Two in particular stood out, he said: the World War II Army of Occupation Medal and the Defense Distinguished Service Medal.
Workman, who received his valor award in 2006 for heroics in Fallujah as a corporal during a 2004 operation, said he’s been around the top Marines in the Corps, and even they didn’t have some of those ribbons.
“I worked at the Pentagon with Sergeant Major [Carlton] Kent and General [James] Conway for two years and I was around every general in the Marine Corps,” Workman told Marine Corps Times. “I know these high ribbons, I know just about all the ribbons anyways.”
The Sanford Police Department could not immediately be reached for comment. But Workman got a hold of them and said they told him they didn’t have their own awards system, so they went to the Army-Navy store around the corner and picked out Defense Department military ribbons to fit their own format. The WWII was selected, the police department official told Workman, because they knew there weren’t many veterans from that period alive so they didn’t think people would notice.
“At the end of his explanation I thought to myself, ‘So that makes it all better now because these guys are dead?’ ” Workman said. ”The fact that that was their response is still pretty shameful, I think.”

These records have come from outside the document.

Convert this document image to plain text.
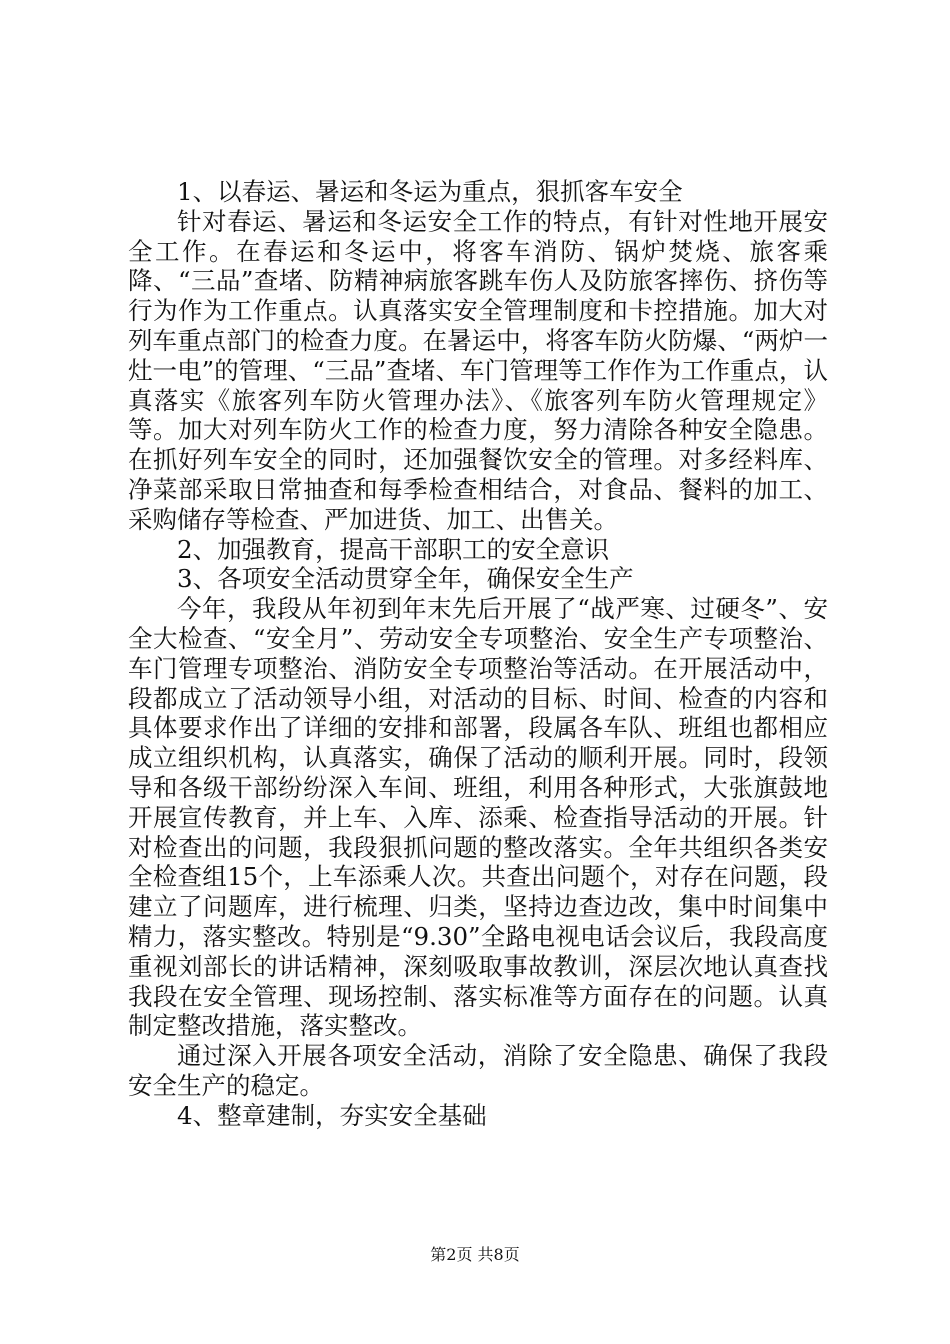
1、以春运、暑运和冬运为重点，狠抓客车安全

针对春运、暑运和冬运安全工作的特点，有针对性地开展安全工作。在春运和冬运中，将客车消防、锅炉焚烧、旅客乘降、“三品”查堵、防精神病旅客跳车伤人及防旅客摔伤、挤伤等行为作为工作重点。认真落实安全管理制度和卡控措施。加大对列车重点部门的检查力度。在暑运中，将客车防火防爆、“两炉一灶一电”的管理、“三品”查堵、车门管理等工作作为工作重点，认真落实《旅客列车防火管理办法》、《旅客列车防火管理规定》等。加大对列车防火工作的检查力度，努力清除各种安全隐患。在抓好列车安全的同时，还加强餐饮安全的管理。对多经料库、净菜部采取日常抽查和每季检查相结合，对食品、餐料的加工、采购储存等检查、严加进货、加工、出售关。

2、加强教育，提高干部职工的安全意识

3、各项安全活动贯穿全年，确保安全生产

今年，我段从年初到年末先后开展了“战严寒、过硬冬”、安全大检查、“安全月”、劳动安全专项整治、安全生产专项整治、车门管理专项整治、消防安全专项整治等活动。在开展活动中，段都成立了活动领导小组，对活动的目标、时间、检查的内容和具体要求作出了详细的安排和部署，段属各车队、班组也都相应成立组织机构，认真落实，确保了活动的顺利开展。同时，段领导和各级干部纷纷深入车间、班组，利用各种形式，大张旗鼓地开展宣传教育，并上车、入库、添乘、检查指导活动的开展。针对检查出的问题，我段狠抓问题的整改落实。全年共组织各类安全检查组15个，上车添乘人次。共查出问题个，对存在问题，段建立了问题库，进行梳理、归类，坚持边查边改，集中时间集中精力，落实整改。特别是“9.30”全路电视电话会议后，我段高度重视刘部长的讲话精神，深刻吸取事故教训，深层次地认真查找我段在安全管理、现场控制、落实标准等方面存在的问题。认真制定整改措施，落实整改。

通过深入开展各项安全活动，消除了安全隐患、确保了我段安全生产的稳定。

4、整章建制，夯实安全基础

第2页 共8页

Workman said police departments allowing military veterans to wear ribbons they earned while serving on their new uniform is fine with him. If they earned it, they should be able to wear it, he said.
“But what kind of professional police department would send Bob the patrolman around the corner to go pick out some ribbons for our officers to wear when they do something heroic or have good service over the years?” he asked.
Workman said the police department official told him that they’re going to change to their own ribbon system, which he was glad to hear. Now he hopes other police departments doing the same will think about their own regulations and change them too, he added.